Finies les vacances, je retrouve Paris, son temps gris, ses nuages dont on me dit qu'ils ont couvert la France tout au long des quinze derniers jours.
Parcourant mes mails j'en compte 525 nouveaux malgré tous les filtres antispams activés sur ma boite principale. Quarante par jour en moyenne ! Heureusement que c'est le calme de l'été aussi bien professionnellement que politiquement. J'ai passé une ou deux heures à survoler les titres et lire ceux qui me semblent "urgents". Le boulot est déjà là envahissant, avec sa tonne de problèmes non réglés malgré trois semaines d'absence. C'est pourtant l'ancien président Queuille je crois qui disait quelque chose comme : "il n'y a pas de problème qu'une absence de solutions ne finisse par régler". Bon, eh bien, il faut croire que ça s'applique à d'autres problèmes que les miens : eux, cool, ils sont toujours là à m'attendre tranquillement. Ou alors il faudrait que je prenne six semaines de vacances !
Je parcours aussi rapidement la blogosphère. Les autres sont déjà bien rentrés un peu partout.
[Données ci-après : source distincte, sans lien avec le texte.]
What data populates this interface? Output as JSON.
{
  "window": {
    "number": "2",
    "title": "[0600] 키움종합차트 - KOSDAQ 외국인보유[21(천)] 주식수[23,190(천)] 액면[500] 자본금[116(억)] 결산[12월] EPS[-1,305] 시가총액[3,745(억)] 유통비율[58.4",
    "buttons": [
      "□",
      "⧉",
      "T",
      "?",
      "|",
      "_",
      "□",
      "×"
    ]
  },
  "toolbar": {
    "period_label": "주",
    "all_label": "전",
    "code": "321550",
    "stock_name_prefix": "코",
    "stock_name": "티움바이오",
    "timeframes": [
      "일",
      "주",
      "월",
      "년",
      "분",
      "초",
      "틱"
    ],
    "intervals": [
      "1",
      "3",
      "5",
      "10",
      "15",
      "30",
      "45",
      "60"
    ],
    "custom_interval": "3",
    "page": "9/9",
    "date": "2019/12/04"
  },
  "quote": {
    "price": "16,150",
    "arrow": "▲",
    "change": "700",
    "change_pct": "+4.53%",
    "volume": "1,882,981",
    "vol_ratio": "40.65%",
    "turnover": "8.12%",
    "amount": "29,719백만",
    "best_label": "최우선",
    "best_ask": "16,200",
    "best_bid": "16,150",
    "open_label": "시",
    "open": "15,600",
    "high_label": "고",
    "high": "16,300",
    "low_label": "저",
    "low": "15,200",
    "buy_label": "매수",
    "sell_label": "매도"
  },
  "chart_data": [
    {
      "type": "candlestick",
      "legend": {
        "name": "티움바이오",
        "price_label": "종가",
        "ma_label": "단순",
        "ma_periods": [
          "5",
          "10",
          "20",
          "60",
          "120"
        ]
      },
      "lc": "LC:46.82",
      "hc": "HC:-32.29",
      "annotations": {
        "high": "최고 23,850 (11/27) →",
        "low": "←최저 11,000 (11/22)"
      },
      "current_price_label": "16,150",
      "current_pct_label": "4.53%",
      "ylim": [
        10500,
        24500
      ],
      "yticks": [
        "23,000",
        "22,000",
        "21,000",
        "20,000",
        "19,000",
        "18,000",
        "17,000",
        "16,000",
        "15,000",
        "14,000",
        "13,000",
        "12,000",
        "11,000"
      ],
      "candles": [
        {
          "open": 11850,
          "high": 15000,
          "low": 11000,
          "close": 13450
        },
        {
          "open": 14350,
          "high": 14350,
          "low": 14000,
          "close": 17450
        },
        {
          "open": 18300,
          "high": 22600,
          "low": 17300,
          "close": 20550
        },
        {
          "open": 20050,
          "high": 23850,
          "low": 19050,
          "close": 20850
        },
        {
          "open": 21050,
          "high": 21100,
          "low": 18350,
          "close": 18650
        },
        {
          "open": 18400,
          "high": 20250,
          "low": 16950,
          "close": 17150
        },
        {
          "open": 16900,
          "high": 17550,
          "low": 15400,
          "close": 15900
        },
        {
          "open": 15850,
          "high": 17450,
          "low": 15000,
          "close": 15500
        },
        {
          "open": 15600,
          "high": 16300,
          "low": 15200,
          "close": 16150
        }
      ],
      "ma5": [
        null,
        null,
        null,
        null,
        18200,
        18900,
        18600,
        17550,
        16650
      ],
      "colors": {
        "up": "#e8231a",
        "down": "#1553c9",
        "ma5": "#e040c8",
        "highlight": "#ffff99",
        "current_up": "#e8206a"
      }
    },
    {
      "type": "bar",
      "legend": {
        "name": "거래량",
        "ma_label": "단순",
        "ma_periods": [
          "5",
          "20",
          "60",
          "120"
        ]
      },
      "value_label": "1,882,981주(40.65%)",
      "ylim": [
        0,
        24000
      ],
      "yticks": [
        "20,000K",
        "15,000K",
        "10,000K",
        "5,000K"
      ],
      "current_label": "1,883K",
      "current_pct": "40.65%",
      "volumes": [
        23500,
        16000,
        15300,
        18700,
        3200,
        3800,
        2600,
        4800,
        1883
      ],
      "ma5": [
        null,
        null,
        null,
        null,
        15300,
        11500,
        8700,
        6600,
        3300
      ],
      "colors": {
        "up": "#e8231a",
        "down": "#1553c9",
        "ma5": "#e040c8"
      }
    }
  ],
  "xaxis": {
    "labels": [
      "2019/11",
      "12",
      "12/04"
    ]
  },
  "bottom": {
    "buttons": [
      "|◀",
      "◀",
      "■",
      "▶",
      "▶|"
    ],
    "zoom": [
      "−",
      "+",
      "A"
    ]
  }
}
J'ai l'impression de revenir sur une planète qui a déjà beaucoup bougé en mon absence : La Rochelle, les universités d'été des uns et des autres,
J'ai lu le Monde au retour et j'ai constaté la douce euphorie de la droite sur fond de bilan économique et social dopé aux statistiques flatteuses mais en trompe l'oeil. Qui peut penser que la rentrée des français saurait être moins morose que d'habitude avec ces hausses de prix, ce carburant toujours aussi cher, et ce climat automnal précoce. La gauche, le PS ? Un bourdonnement d'abeilles inaudible aux oreilles des français qui semblent pénaliser tous les leaders. Inquiétant jusqu'à quel point je l'ignore. Le nez collé sur leurs débats internes, les dirigeants ne s'en rendent guère compte ou remettent la question à plus tard. Qui parle encore du projet ? Trop sérieux, trop loin des couteaux.
Pas envie de réintégrer tout ça trop vite. Je me sens décalé, j'étais bien loin du monde avec le soleil, les montagnes, les rivières ruisselantes. Il faut vraiment que je pose mon sac de voyages. Et pourtant là j'ai plus envie de le reprendre que de le ranger. Envie de relacer mes souliers de marche et de continuer mes ballades et mes randonnées ... Allez un dernier dimanche de calme avant de reprendre le collier demain. C'est loin demain.